В конце 2007 года я работал охранником в музее, расположенном в старинных военно-хозяйственных постройках XVIII века, бывшей воинской части, заброшенной в постперестроечные годы, а недавно возрожденной властями как часть исторического наследия города.
Мой рабочий график был своеобразным: я дежурил сутками в паре с напарником, по очереди спав в небольшой каморке дворника, чтобы не попасть под наблюдение камер. Наша смена проходила в пространстве, где каждый зал пропитан духом ушедших эпох. На первом этаже музея располагались экскурсионное бюро и выставки народного творчества: лубки, резные ложки, вязанные куклы, глиняные черепки и даже каменные статуэтки, выражавшие суровую гримасу жизни. Особенно странным мне всегда казался зал, где возвышался огромный деревянный самострел – казалось, что его взгляд неспроста следит за каждым, кто осмеливается пройти мимо.
Второй этаж был закрыт для посетителей. На него вела лестница в конце длинного коридора, где остатки строительной пыли и известковых налетов создавали атмосферу заброшенности – рабочие разобрали практически весь пол, оставив лишь поперечные перекрытия, и в окна, завешенные паутиной, пробивался тусклый свет.
Однажды, в мрачный дождливый вечер, когда часы пробили полночь, я отправился в небольшую столовую музея, чтобы выпить крепкого кофе. Напарник уже спал в каморке, и я остался один на страже. Дверь столовой оставил открытой, чтобы можно было наблюдать за коридором. Сев за стол, я впал в состояние между бодрствованием и полудремотой – ведь сутки без сна начинают сказываться.
Вдруг из коридора мелькнула быстрая, почти незаметная черная тень, словно кто-то незаметно проскользнул мимо. Сомнения овладели мной: мог ли в музей проникнуть незваный гость? Вооружившись дубинкой, я решился проверить залы музея. Холодные коридоры оказались пустынны, но тревожный шорох шагов продолжал доноситься с потолка второго этажа – тихий, но отчетливый звук, словно кто-то ходил по битым кирпичам и оставлял следы на пыльном полу.
Около трех часов ночи ко мне подошел сменщик, которого звали Лёша. Он кивнул, услышав от меня о странных звуках, и сказал:
«Ходит уже, похоже, кто-то с высоты… Что будем делать?»

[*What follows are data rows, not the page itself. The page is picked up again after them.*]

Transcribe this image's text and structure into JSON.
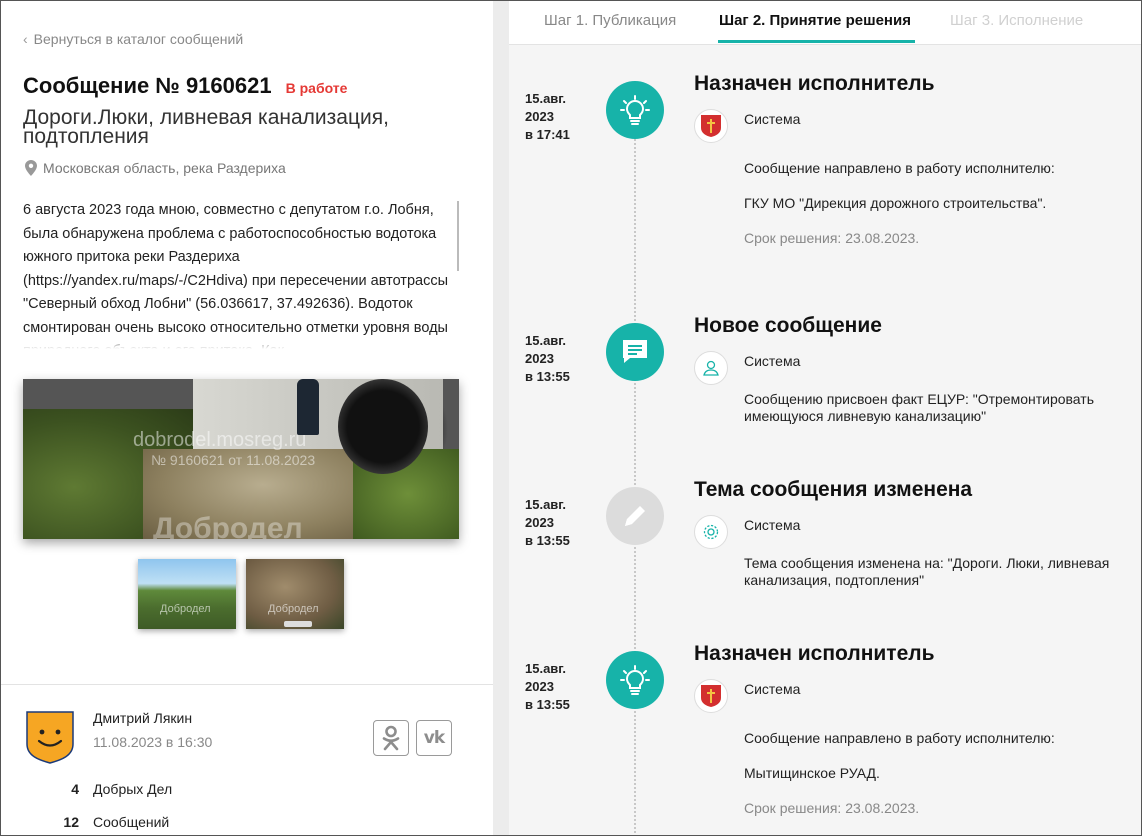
{
  "left": {
    "back_link": "Вернуться в каталог сообщений",
    "title": "Сообщение № 9160621",
    "status": "В работе",
    "status_color": "#e53935",
    "subtitle": "Дороги.Люки, ливневая канализация, подтопления",
    "location": "Московская область, река Раздериха",
    "description": "6 августа 2023 года мною, совместно с депутатом г.о. Лобня, была обнаружена проблема с работоспособностью водотока южного притока реки Раздериха (https://yandex.ru/maps/-/C2Hdiva) при пересечении автотрассы \"Северный обход Лобни\" (56.036617, 37.492636). Водоток смонтирован очень высоко относительно отметки уровня воды природного объекта и его притока. Как",
    "photo_watermark_1": "dobrodel.mosreg.ru",
    "photo_watermark_2": "№ 9160621 от 11.08.2023",
    "photo_watermark_3": "Добродел",
    "thumb_watermark": "Добродел",
    "author": {
      "name": "Дмитрий Лякин",
      "date": "11.08.2023 в 16:30"
    },
    "stats": [
      {
        "num": "4",
        "label": "Добрых Дел"
      },
      {
        "num": "12",
        "label": "Сообщений"
      }
    ]
  },
  "tabs": [
    {
      "label": "Шаг 1. Публикация",
      "state": "inactive"
    },
    {
      "label": "Шаг 2. Принятие решения",
      "state": "active"
    },
    {
      "label": "Шаг 3. Исполнение",
      "state": "disabled"
    }
  ],
  "accent_color": "#17b3a9",
  "events": [
    {
      "date_day": "15.авг.",
      "date_year": "2023",
      "date_time": "в 17:41",
      "icon": "lightbulb-icon",
      "title": "Назначен исполнитель",
      "source_icon": "coat-of-arms-icon",
      "source": "Система",
      "text1": "Сообщение направлено в работу исполнителю:",
      "text2": "ГКУ МО \"Дирекция дорожного строительства\".",
      "deadline": "Срок решения: 23.08.2023."
    },
    {
      "date_day": "15.авг.",
      "date_year": "2023",
      "date_time": "в 13:55",
      "icon": "message-icon",
      "title": "Новое сообщение",
      "source_icon": "user-icon",
      "source": "Система",
      "text1": "Сообщению присвоен факт ЕЦУР: \"Отремонтировать имеющуюся ливневую канализацию\""
    },
    {
      "date_day": "15.авг.",
      "date_year": "2023",
      "date_time": "в 13:55",
      "icon": "pencil-icon",
      "title": "Тема сообщения изменена",
      "source_icon": "gear-icon",
      "source": "Система",
      "text1": "Тема сообщения изменена на: \"Дороги. Люки, ливневая канализация, подтопления\""
    },
    {
      "date_day": "15.авг.",
      "date_year": "2023",
      "date_time": "в 13:55",
      "icon": "lightbulb-icon",
      "title": "Назначен исполнитель",
      "source_icon": "coat-of-arms-icon",
      "source": "Система",
      "text1": "Сообщение направлено в работу исполнителю:",
      "text2": "Мытищинское РУАД.",
      "deadline": "Срок решения: 23.08.2023."
    }
  ]
}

Лёша, опытный и спокойный, прислушивался к голосу ночи. Неожиданно звуки шагов ослабли, словно наш ночной гость улавливал наши разговоры и пытался отступить.
Кстати, в эти ночи к нам регулярно наведывались патрульные милиционеры. Они проводили свои бессонные часы в казармах – наше единственное укрытие в этом районе, где можно было провести время до рассвета. Видимо, именно в тот вечер сотрудники правоохранительных органов также были на посту, и, когда я сообщил им о странных звуках, они прибыли вместе с верной собакой-овчаркой. Мы поднялись по темной лестнице, освещаемой только фонариком, и, осмотрев пустой второй этаж, ощутили запах старой кирпичной пыли, пропитанный временем. Собака, с тревогой уставившись в одну из темных ниш, скулела, но ничего не обнаружив, мы списали все на крыс и мышей.
Вернувшись в столовую, я с Лешей попытался успокоиться за чашкой чая. Тогда Лёша, наконец, рассказал, что такие ночные звуки в этом здании – не редкость. Он поведал, как еще в молодости, когда служил в этом музее, видел силуэты, похожие на тени прежних обитателей казарм. «Сколько здесь людей прошло, сколько судеб оборвалось – и все они словно живут здесь, в этих стенах», – тихо сказал он, словно возвращаясь мыслями в прошлое.
Позже я ушел в свою каморку, но сон так и не нашел меня. После рассказа Леши, я вышел во двор, где прохладный дождь уже смывал остатки ночной сырости с полуразрушенных фасадов. Среди заброшенных дверей и темных окон казарм мне казалось, что невидимые обитатели наблюдают за каждым моим шагом. Чувство тревоги не отпускало меня, а тяжелый взгляд, будто из окна, заставлял нервно оглядываться.
Может быть, старинные стены музея хранят в себе слишком много воспоминаний, слишком много невысказанных историй… И в ту ночь я понял: некоторые тени прошлого никогда не покидают эти залы – они просто ждут своего часа, чтобы вновь пробудиться и напомнить о себе.